Crime Drama

Review: ‘The Little Things’ is a Police Procedural that Leaves a Lot to be Desired

January 28, 2021Ben MK



   
What do you get when you put three Oscar winners in a movie together? The answer may seem like a surefire strategy for box office success, but in the particular case of writer-director John Lee Hancock's slow-burn crime thriller The Little Things, the outcome might surprise you.

Set in late 1990, the film follows Joe Deacon (Denzel Washington), a Deputy with California's Kern County Sheriff's Department traumatized by a triple murder investigation he could never solve. Now, half a decade after his relentless and self-destructive pursuit of that killer cost him his career at the Los Angeles Sheriff's Department, his marriage, and very nearly his life, Joe finds himself struggling to come to terms with those disturbing events from his past, when a new case forces him to relive the nightmare all over again.

Teaming up with his successor, up-and-coming detective Jim Baxter (Rami Malek), Joe is drawn into the details of a brutal homicide, as well as a missing persons case, that bears eerie similarities to the horrific crime that still haunts him to this day. But when the pair hit a roadblock with their prime suspect — a loner and self-described crime buff by the name of Albert Sparma (Jared Leto) — Joe and Jim must take matters into their own hands, as the latter begins to develop a personal connection to the job that threatens the integrity of their investigation.

What follows harkens back to such '90s cat-and-mouse thrillers as The Silence of the Lambs, Seven and Fallen. However, despite Hancock's skillful direction and yet another reliable performance from Washington, the final product can't quite manage to grip the audience's attention in the same way. Part of the blame falls squarely on the story itself, which spends far too much time teasing a climactic resolution that never materializes. Equally problematic, though, are Malek and Leto, whose apparent eagerness to outclass Washington effectively reduces their characters to little more than caricatures of the genre's best known tropes.
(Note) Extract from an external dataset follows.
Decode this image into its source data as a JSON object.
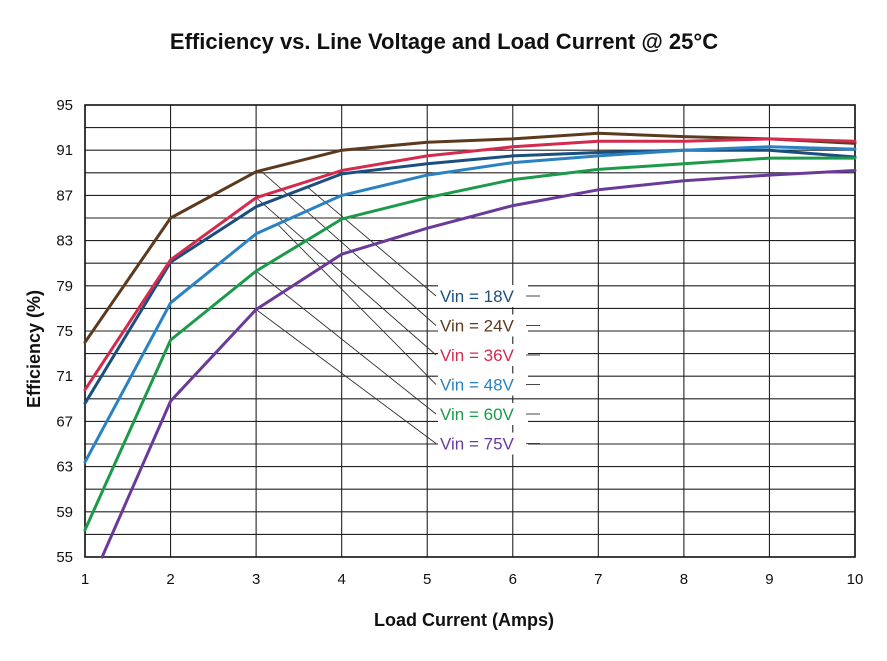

Of course, that's not to say the result is a total wash. Fans of hard-boiled police procedurals will no doubt find some degree of satisfaction in the movie's brooding atmosphere and the way it evokes the noir detective dramas of decades past. For everyone else, however, The Little Things leaves a lot to be desired.


The Little Things releases January 29th, 2021 from Warner Bros. Pictures. The film has an MPAA rating of R for violent/disturbing images, language and full nudity. Its runtime is 2 hrs. 7 min.